Hi all,
This is building upon my previous post:
http://www.bgdf.com/node/14670
I've decided for combat to keep a mechanic that involves armour providing a random amount of damage reduction from things that hit.
Someone on the other thread mentioned that, if I use 2d6 as a base for the amount of damage weapons do, that if I have armour providing 1d6 DR it might be TOO random due to the curve of 1d6 vs 2d6.
I have been testing it and I don't think it's that drastic honestly. The other idea I was thinking of using was damage tables you roll on with 2d6. Yet another idea I thought of was to roll 2d6 and then divide it in half rounded up for the armour roll.

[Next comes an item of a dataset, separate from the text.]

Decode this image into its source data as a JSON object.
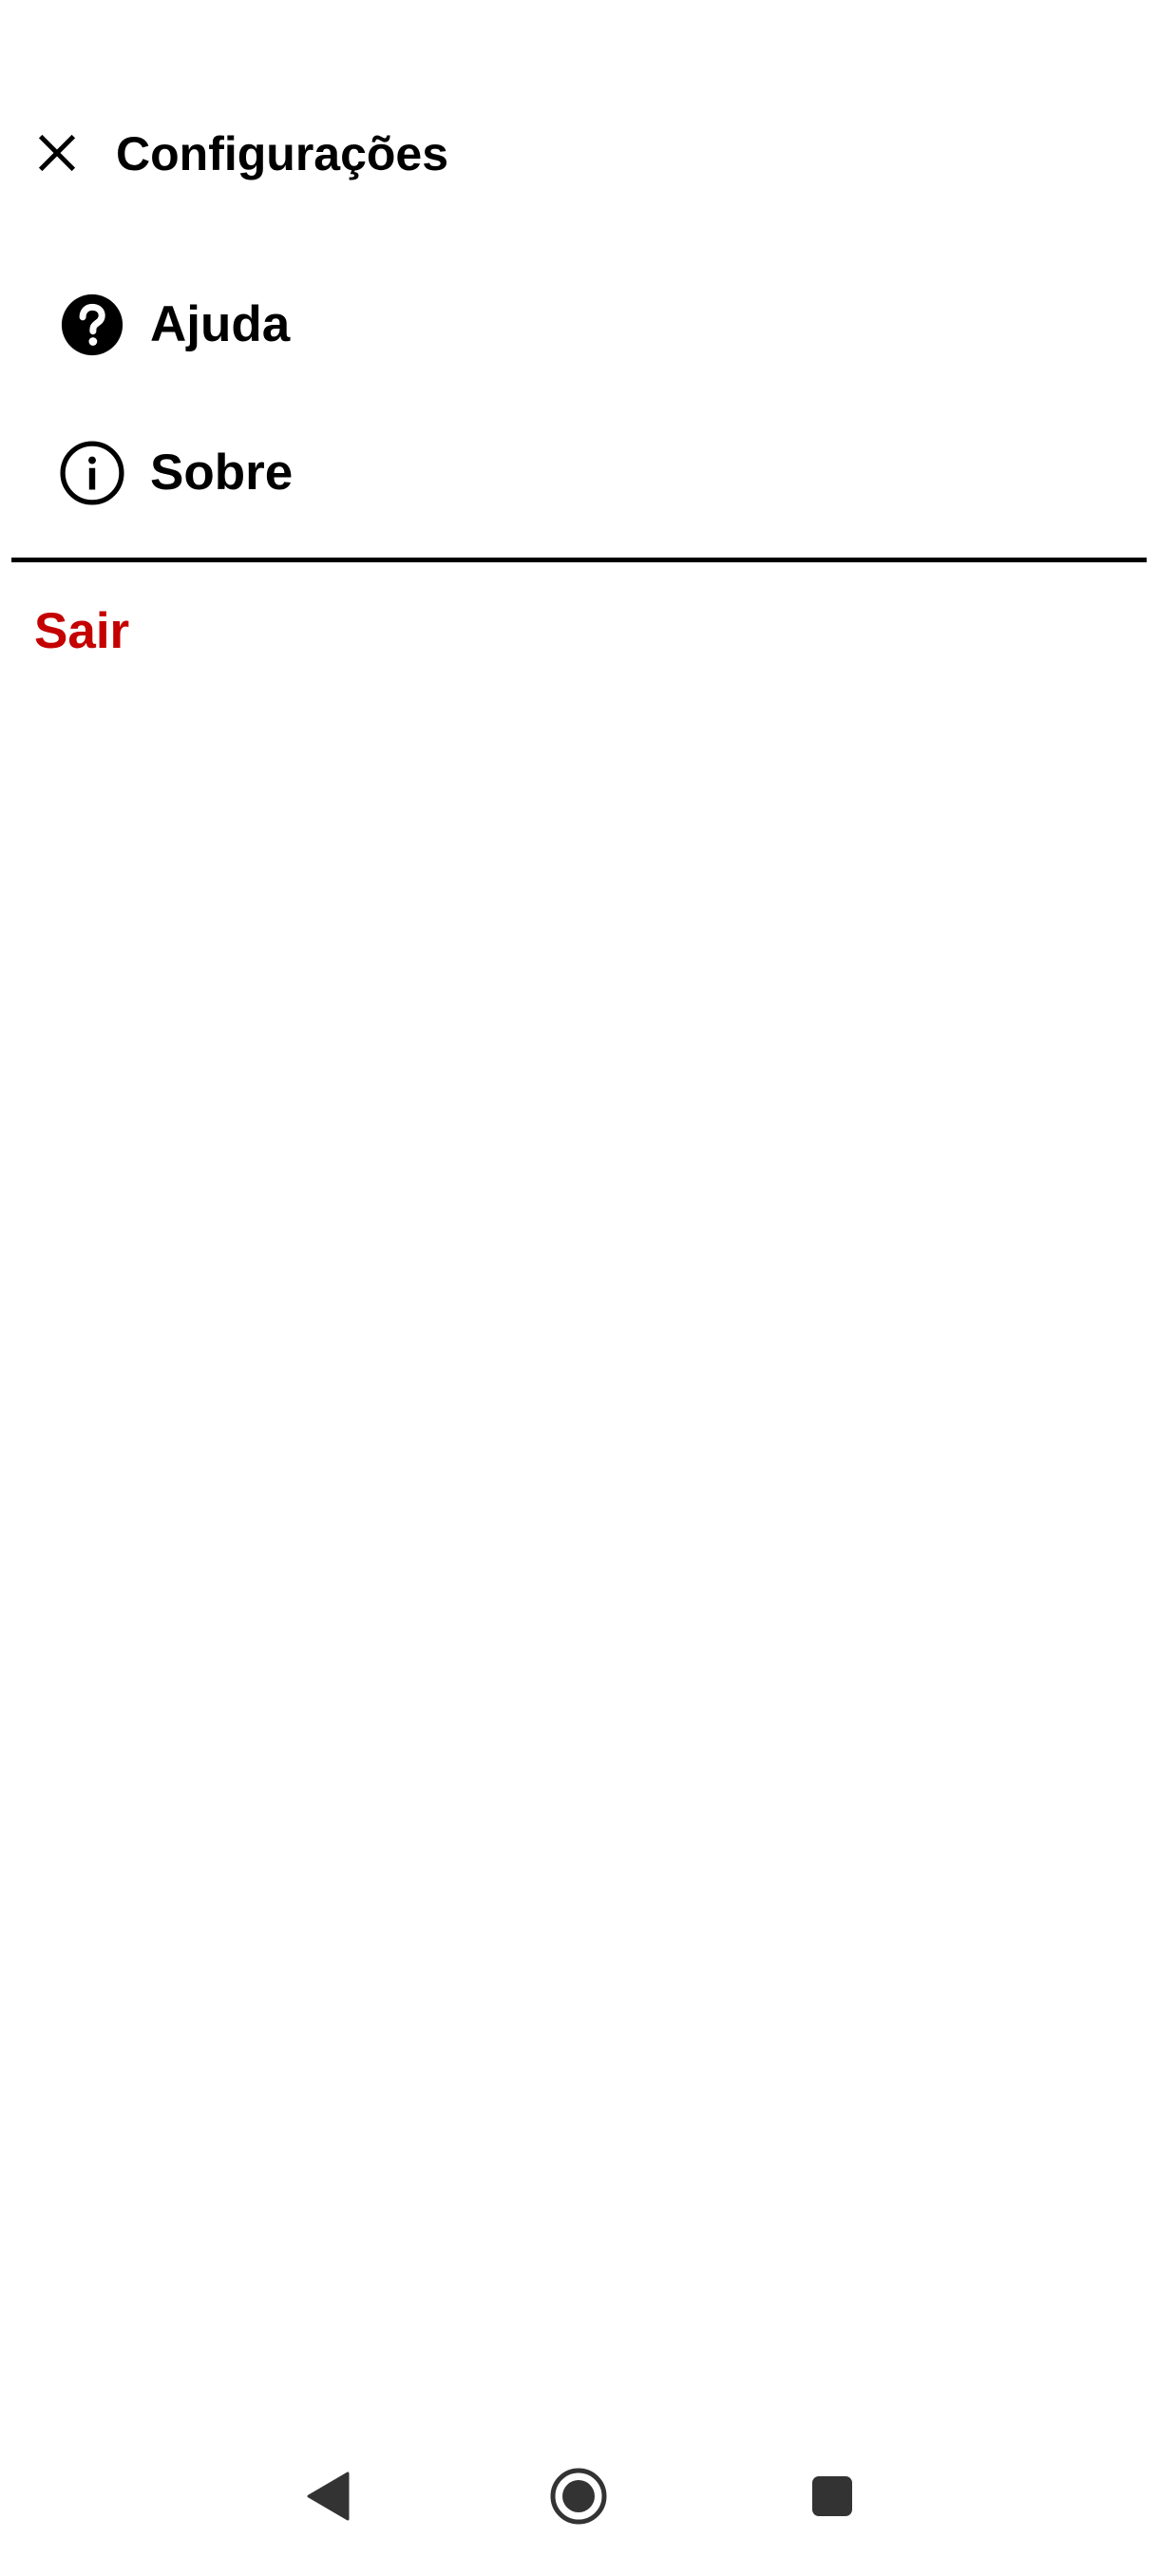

The point is is that armour should protect some but only rarely protect from all damage that hits you and that it should also be a variable amount of protection each time you are hit rather than fixed values (which is how most DR systems do it). That way heavy armour isn't a sure fire thing.
Is there another way to handle this that I'm not considering/that I'm missing? Perhaps the DR should be % based and function as a "saving throw" instead?
There will be individual cards for armour that explains its stats, rather than there simply being only simply armour types you get.
Also, does anyone have any ideas on how I could handle elemental weaknesses/resistances using a system like that?
To recap how it'd work:
-Attacker rolls to hit. Certain dice #s count as "surges" which boost your damage/effects if you hit. To hit # is based upon a comparison against their agility. This number only occurs if they specifically dodge otherwise you're simply rolling to see if you surge.
- If hit, attacker rolls for damage
- Defender rolls for armor
- Subtract DR from damage (or if a % system reduce it that way) to get total damage that defender loses.
Any ideas or tips or references would be appreciated...
**More in depth Example:**
Defender has "Heavy Armor of luminosity": with a Light elemental bonus that defends agains all Darkness elemental attacks.
Attacker attacks with "The Great Sword of Magical Darkness" causing 3 extra Magical damage and 3 Darkness damage.
Attacker rolls: 6, 2, 4, 2
Defender rolls: 4, 3
The 4 is blocked, the three passes through the armor, the Darkness damage of 3 is blocked, the Magical damage of 3 goes through the armor. Total damage is 6.
Here is a table of the probabilities based on the level of armor:
| Outcomes: | d6 | 2d6 | 3d6 | 4d6 | 5d6 |
|--------------------|----|-----|-----|-----|-----|
| % Defend Against 2 | 0 | 5 | 14 | 24 | 34 |
| % Defend Against 1 | 30 | 46 | 50 | 50 | 47 |
| % Defend Against 0 | 69 | 49 | 36 | 26 | 19 |
| Average Damage | 6 | 5 | 4 | 3.5 | 3 |
The 2d6, 3d6, and 4d6 would make good percentages for Light Medium and Heavy Armor while just one d6 could even be used for a no armor category. These percentages would provide that occasional 0 damage while defending against at least one attack dice about half the time. Granted, from half to one forth of the time it will not defend at all.
Just a thought.
"The 4 is blocked, the three passes through the armor, the Darkness damage of 3 is blocked, the Magical damage of 3 goes through the armor. Total damage is 6."
Wait, what? I don't understand how your example works at all.
How does the 3 extra damage works for magic and dark ? so the 3 damage ones are ones in addition to what comes up on the dice? and armour only counters EXACT dice rolls then? If that's the case then why is the total damage only 6 in your example? Wouldn't the total damage be 10?